Last weekend, hundreds of students participated in Cultural Rhythms, the Harvard Foundation's annual extravaganza of riveting performances and mouth-watering food. The event itself was full of positive vibes, but as singer Valerie Jackson pointed out, it highlighted the hypocrisy of an administration that boasts of its cultural diversity but quashes student initiatives concerning race and ethnic studies (RES).
Although it was heartening to see hundreds of performers and audience members wearing green armbands in support of race and ethnic studies, the fact that the same thing happened last year only serves to indicate that the RES movement has made scant progress at Harvard.
Race and ethnic studies as we know it today owes its birth to activist students. Violent campus protests at San Francisco State led to the first ethnic studies program in 1968, and similar departments sprang up at universities up and down the West Coast soon afterward. Although the RES movement has lagged behind on the East Coast, it has made some substantial gains. Along with African American studies, Cornell offers majors in Asian American and Latino studies; Yale offers a major in ethnicity, race and migration; and UMass Boston features a Hispanic studies department and an Asian American institute.
How does Harvard compare? The Course of Instruction lists 79 "Courses Related to Ethnic Studies." But more than 40 percent of those courses are not being offered this year, and some of the remaining selections can hardly be counted as related to ethnic studies. I doubt you'll find much critical race theory or ethnic case studies in Historical Study A-34: "Medicine and Society in America." And although I appreciate the existence of courses such as Sociology 135: "The Caribbean Experience in America," I wonder why there are no similar courses for, for example, the Puerto Rican or South Asian experiences in America as well.
The dearth of quality and continuity among faculty members is another deterrent to student interest in RES. A number of students have complained to me that courses related to ethnic studies are poorly taught and that the professors lack expertise in ethnic studies. Some are taught by visiting professors, meaning that the courses will never be offered again and they will not produce thesis advisers. Many others are taught by junior faculty, who may also leave before one's senior year, thanks to Harvard's friendly tenure system.
But why should students complain about the inadequacy of race and ethnic studies when we have the premier Afro-American studies and East Asian studies departments in the nation?
The Afro-American studies department tends to disregard theories which are relevant to other racial and ethnic groups in America, including immigration theory, colonialism, post-colonialism and transnational identity formation.
In East Asian studies, you're limited to China, Japan, Korea and Vietnam; the concentration omits the rest of Southeast Asia, the Pacific Islands, as well as the entire Asian subcontinent. Asian Americans have a vibrant and long-standing history, cultural heritage and literature distinct from that of East Asia. Once you've done your homework, there's no getting around the fact that East Asian studies and Asian American studies are two entirely different disciplines.
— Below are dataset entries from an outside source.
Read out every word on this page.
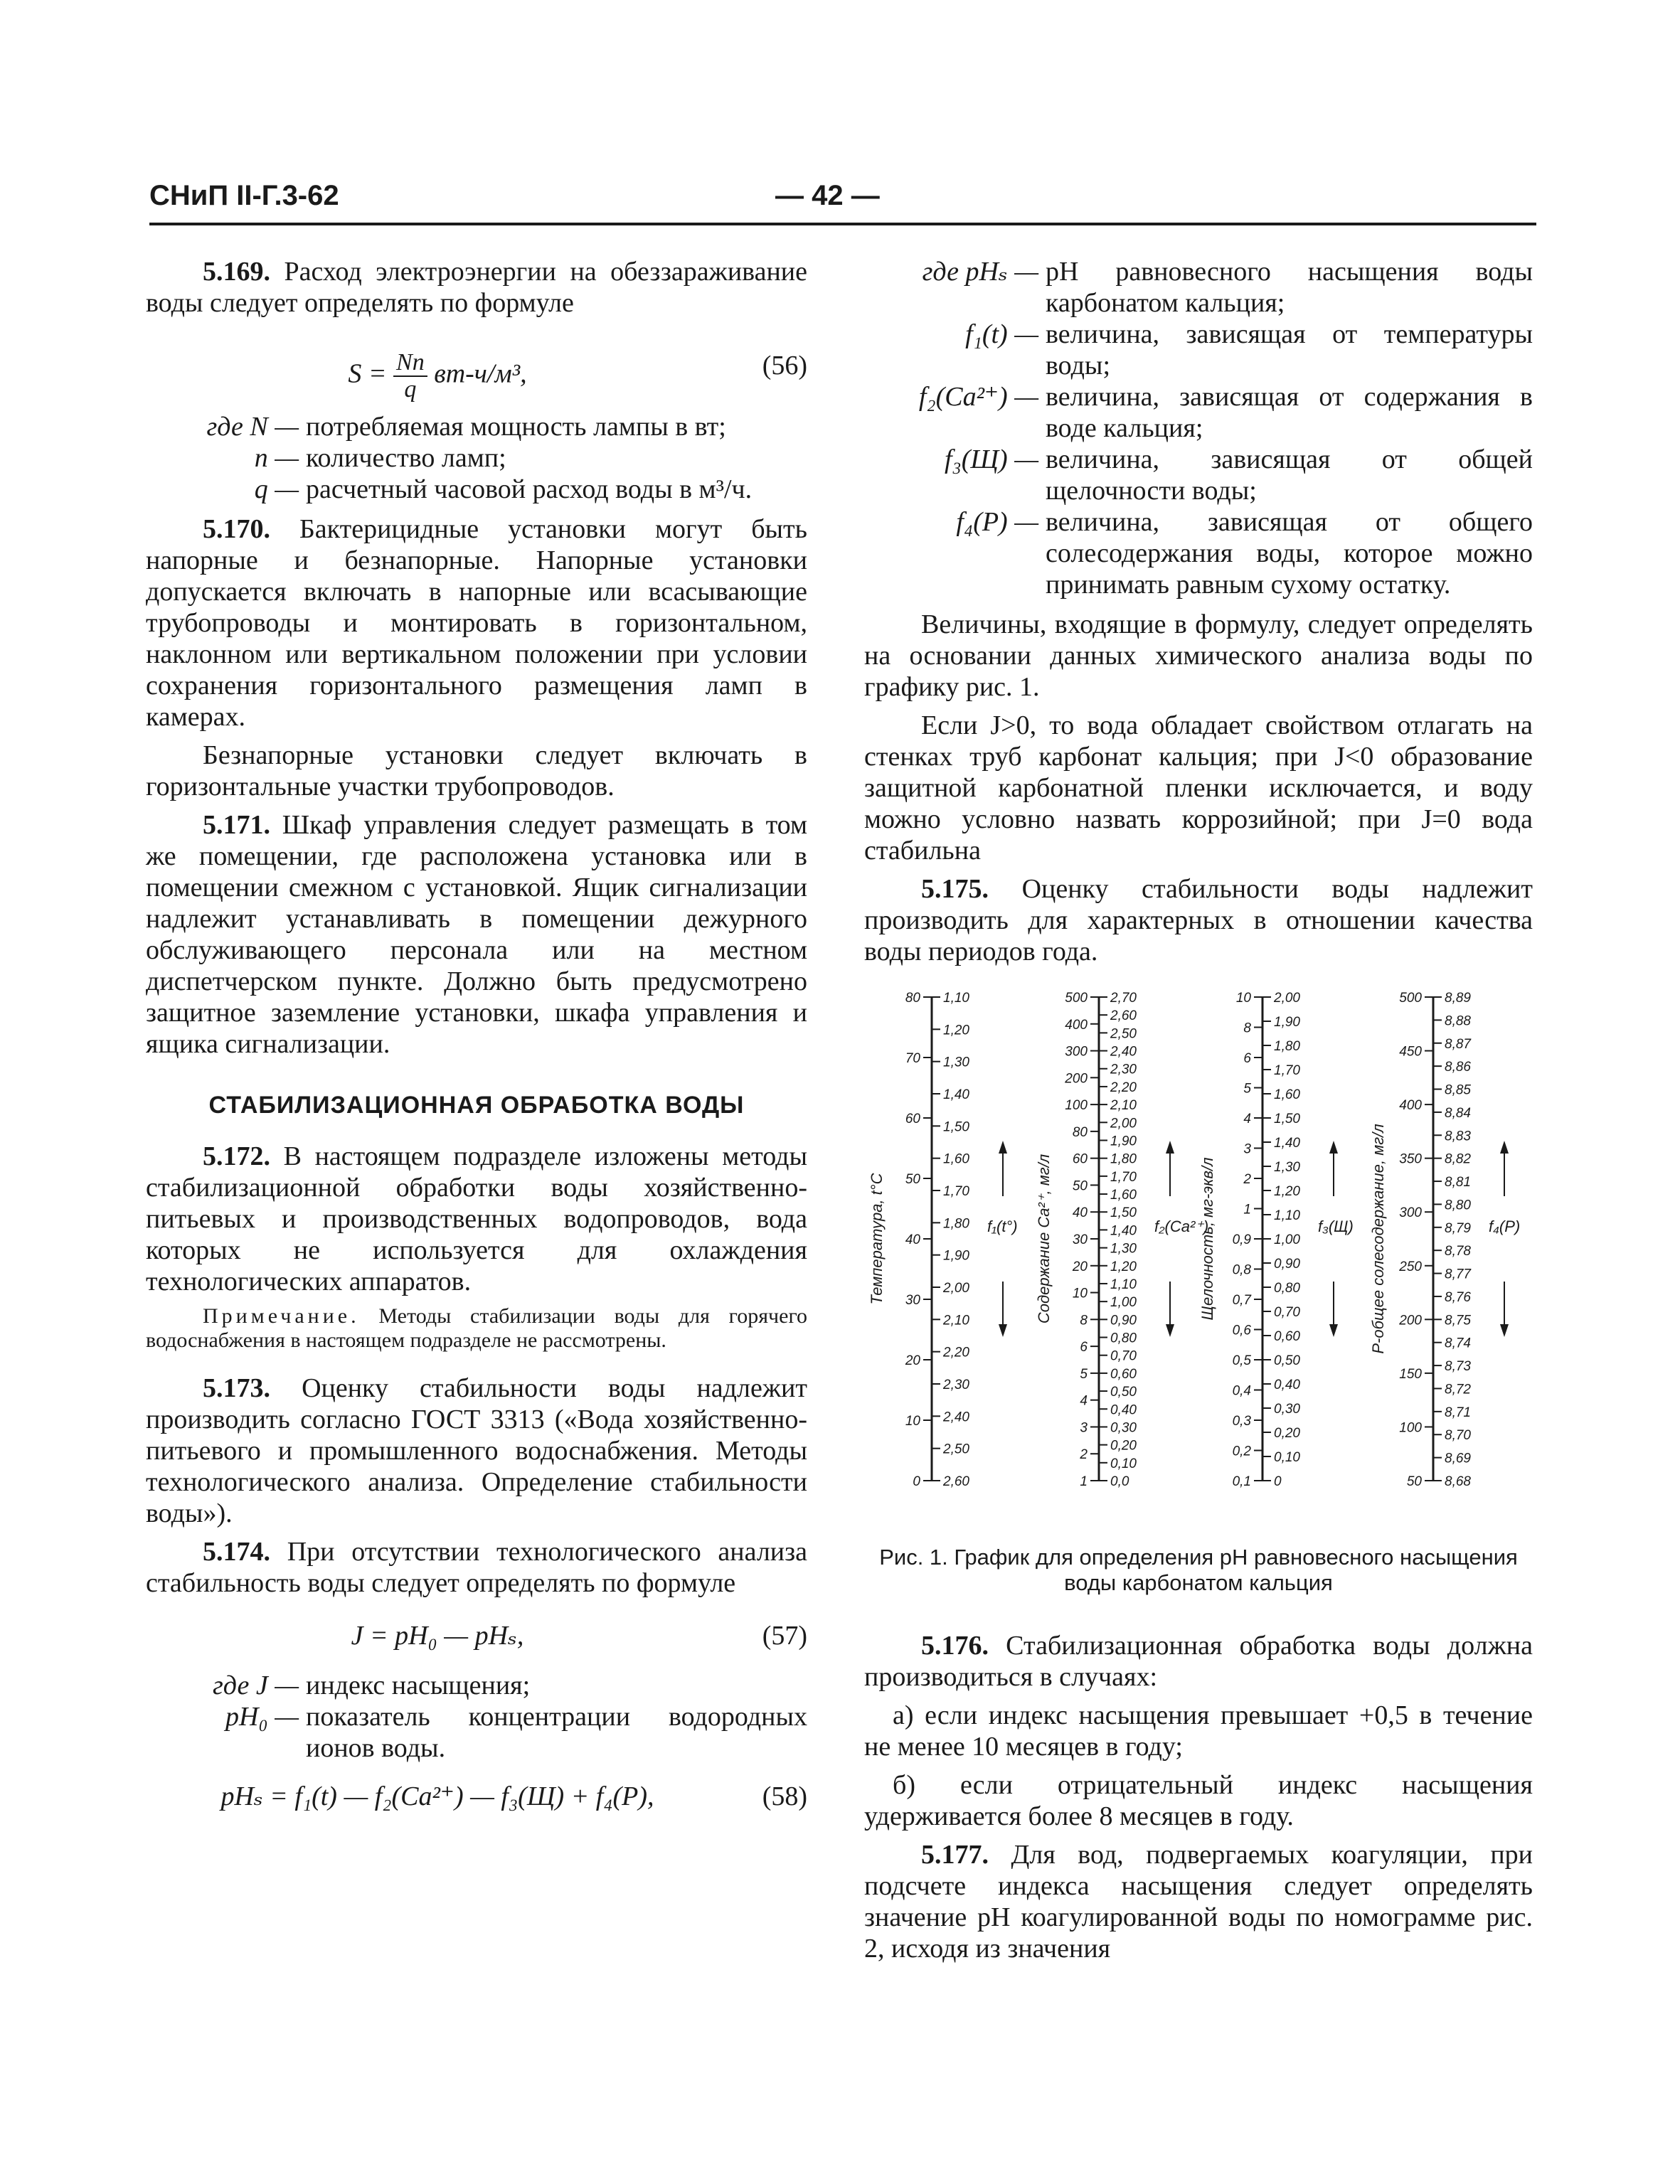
СНиП II-Г.3-62	— 42 —

5.169. Расход электроэнергии на обеззараживание воды следует определять по формуле

$S = \frac{Nn}{q} вт-ч/м^3$,	(56)
где N — потребляемая мощность лампы в вт;
n — количество ламп;
q — расчетный часовой расход воды в м³/ч.

5.170. Бактерицидные установки могут быть напорные и безнапорные. Напорные установки допускается включать в напорные или всасывающие трубопроводы и монтировать в горизонтальном, наклонном или вертикальном положении при условии сохранения горизонтального размещения ламп в камерах.

Безнапорные установки следует включать в горизонтальные участки трубопроводов.

5.171. Шкаф управления следует размещать в том же помещении, где расположена установка или в помещении смежном с установкой. Ящик сигнализации надлежит устанавливать в помещении дежурного обслуживающего персонала или на местном диспетчерском пункте. Должно быть предусмотрено защитное заземление установки, шкафа управления и ящика сигнализации.

СТАБИЛИЗАЦИОННАЯ ОБРАБОТКА ВОДЫ

5.172. В настоящем подразделе изложены методы стабилизационной обработки воды хозяйственно-питьевых и производственных водопроводов, вода которых не используется для охлаждения технологических аппаратов.

Примечание. Методы стабилизации воды для горячего водоснабжения в настоящем подразделе не рассмотрены.

5.173. Оценку стабильности воды надлежит производить согласно ГОСТ 3313 («Вода хозяйственно-питьевого и промышленного водоснабжения. Методы технологического анализа. Определение стабильности воды»).

5.174. При отсутствии технологического анализа стабильность воды следует определять по формуле

J = pH₀ — pHₛ,	(57)
где J — индекс насыщения;
pH₀ — показатель концентрации водородных ионов воды.
pHₛ = f₁(t) — f₂(Ca²⁺) — f₃(Щ) + f₄(P),	(58)
где pHₛ — pH равновесного насыщения воды карбонатом кальция;
f₁(t) — величина, зависящая от температуры воды;
f₂(Ca²⁺) — величина, зависящая от содержания в воде кальция;
f₃(Щ) — величина, зависящая от общей щелочности воды;
f₄(P) — величина, зависящая от общего солесодержания воды, которое можно принимать равным сухому остатку.

Величины, входящие в формулу, следует определять на основании данных химического анализа воды по графику рис. 1.

Если J>0, то вода обладает свойством отлагать на стенках труб карбонат кальция; при J<0 образование защитной карбонатной пленки исключается, и воду можно условно назвать коррозийной; при J=0 вода стабильна

5.175. Оценку стабильности воды надлежит производить для характерных в отношении качества воды периодов года.

1,10
1,20
1,30
1,40
1,50
1,60
1,70
1,80
1,90
2,00
2,10
2,20
2,30
2,40
2,50
2,60
80
70
60
50
40
30
20
10
0
Температура, t°C	f₁(t°)
2,70
2,60
2,50
2,40
2,30
2,20
2,10
2,00
1,90
1,80
1,70
1,60
1,50
1,40
1,30
1,20
1,10
1,00
0,90
0,80
0,70
0,60
0,50
0,40
0,30
0,20
0,10
0,0
500
400
300
200
100
80
60
50
40
30
20
10
8
6
5
4
3
2
1
Содержание Ca²⁺, мг/л	f₂(Ca²⁺)
2,00
1,90
1,80
1,70
1,60
1,50
1,40
1,30
1,20
1,10
1,00
0,90
0,80
0,70
0,60
0,50
0,40
0,30
0,20
0,10
0
10
8
6
5
4
3
2
1
0,9
0,8
0,7
0,6
0,5
0,4
0,3
0,2
0,1
Щелочность, мг-экв/л	f₃(Щ)
8,89
8,88
8,87
8,86
8,85
8,84
8,83
8,82
8,81
8,80
8,79
8,78
8,77
8,76
8,75
8,74
8,73
8,72
8,71
8,70
8,69
8,68
500
450
400
350
300
250
200
150
100
50
P-общее солесодержание, мг/л	f₄(P)
Рис. 1. График для определения pH равновесного насыщения воды карбонатом кальция

5.176. Стабилизационная обработка воды должна производиться в случаях:

а) если индекс насыщения превышает +0,5 в течение не менее 10 месяцев в году;

б) если отрицательный индекс насыщения удерживается более 8 месяцев в году.

5.177. Для вод, подвергаемых коагуляции, при подсчете индекса насыщения следует определять значение pH коагулированной воды по номограмме рис. 2, исходя из значения
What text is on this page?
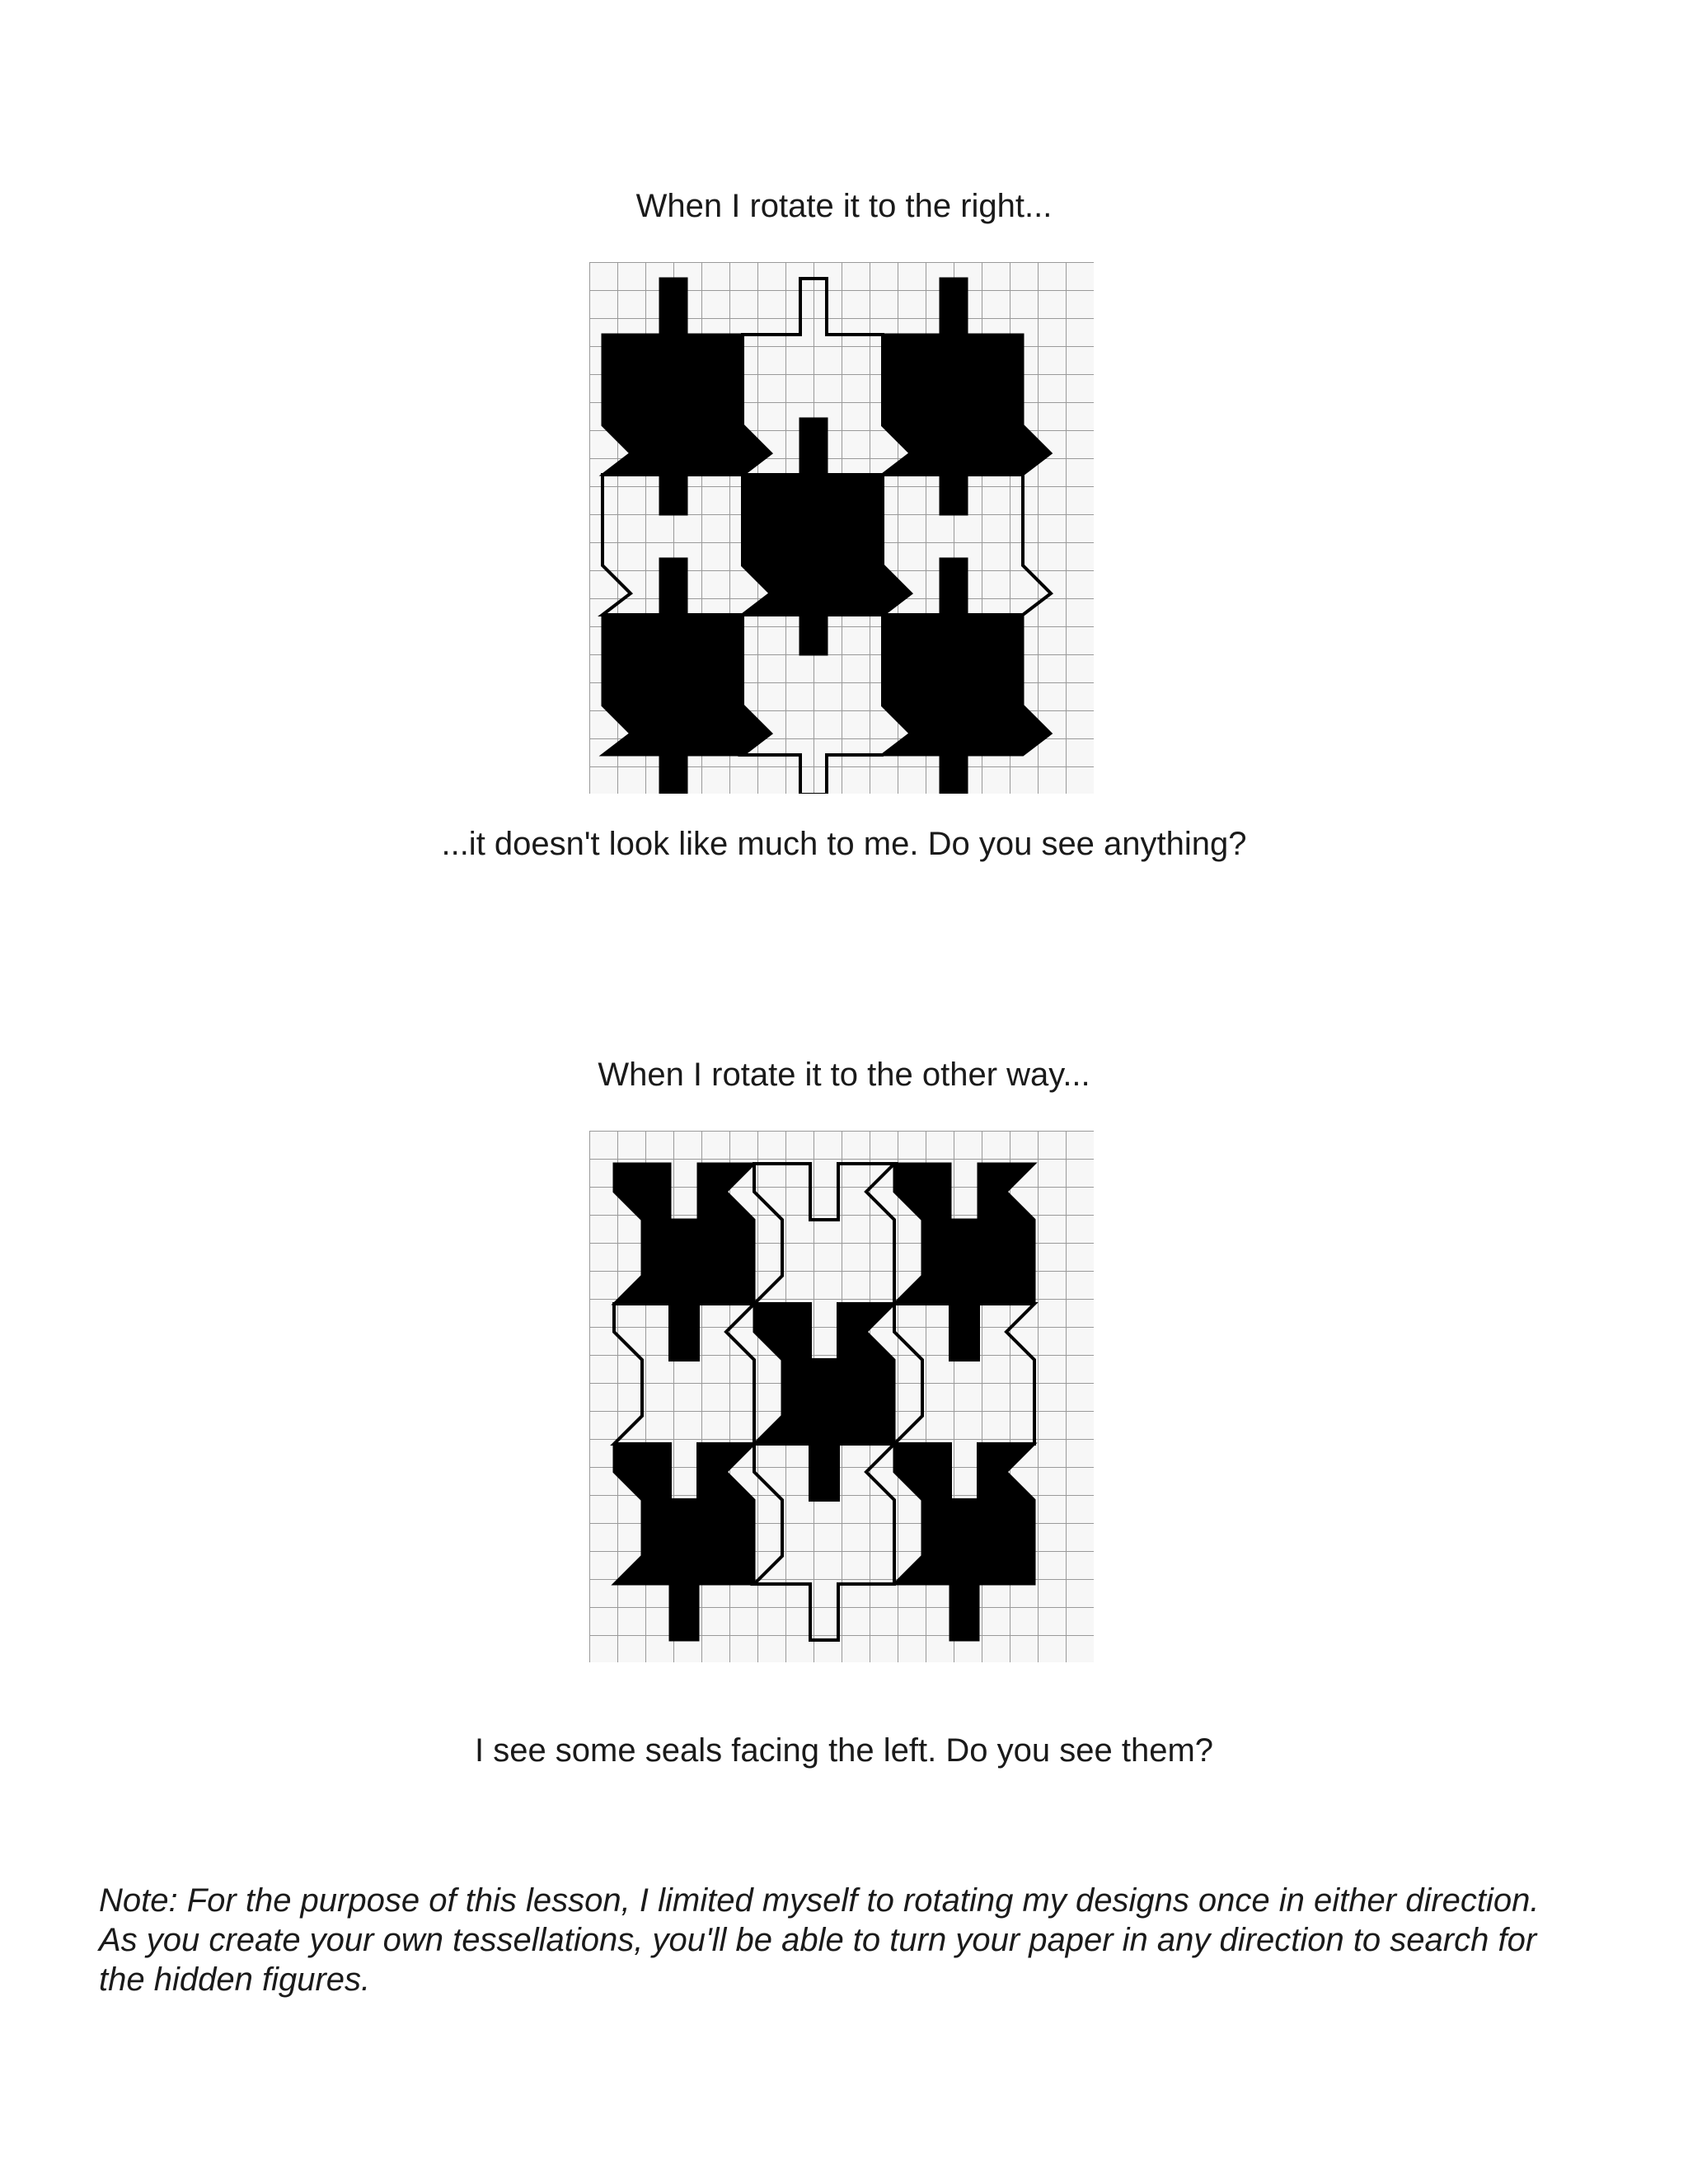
When I rotate it to the right...
...it doesn't look like much to me. Do you see anything?
When I rotate it to the other way...
I see some seals facing the left. Do you see them?
Note: For the purpose of this lesson, I limited myself to rotating my designs once in either direction.
As you create your own tessellations, you'll be able to turn your paper in any direction to search for
the hidden figures.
The problems I've outlined above point us toward the need for an RES department at Harvard that includes (but is not necessarily limited to) programs in Asian American, Latino and Native American studies. Contrary to cherished opinion, race and ethnic studies is not a hodgepodge of theories studying a too-vast canvas of peoples. It is a legitimate field of scholarship dedicated to the understanding of race and ethnicity as cultural, historical, social and political concepts which have fundamentally shaped human collectivities since ancient times. The fact that it is interdisciplinary makes it no less legitimate than social studies, women's studies or environmental science and public policy.
If race and ethnicity are to be treated seriously at Harvard, we cannot rely on existing departments. The record shows that with limited budgets, low personal commitments and lack of support from the administration, department heads will not prioritize ethnic studies. An RES department with its own faculty and physical space would provide the expertise and continuity students deserve, as well as create the community among faculty and students vital to academic exchange and learning. Moreover, it will be committed to the study of traditionally marginalized groups of people who might not otherwise receive scholarly attention.
Opponents of race and ethnic studies charge that it is "too political," and that it serves to divide the student community and the nation at large. In response to these accusations, I ask: Is the study of political science, known here as government, "too political"? Are women's studies and Afro-American studies any more political than race and ethnic studies? Politics has always influenced academia, and as an agent of constructive change, it should continue to do so.
I don't delude myself that an RES department will be established anytime soon. If we are to learn anything from the Columbia University protests in April 1996, it is that the confrontational activism of the late 1960s is no longer effective. Rather, the development of RES will be a prolonged and often frustrating process of negotiation with the Faculty and administration. For the next few years, changes in Faculty hiring and the curriculum will be incremental and problematic at best. Students will have to demonstrate solidarity and consistent strong support for race and ethnic studies as a constant reminder to the administration that we are neither apathetic nor satisfied with the status quo. But if we're up to the challenge, we stand to improve the quality of academic scholarship at this university.
Nancy G Lin '99 is a government concentrator in Pforzheimer House. She is a coordinator of the Ethnic Studies Action Committee.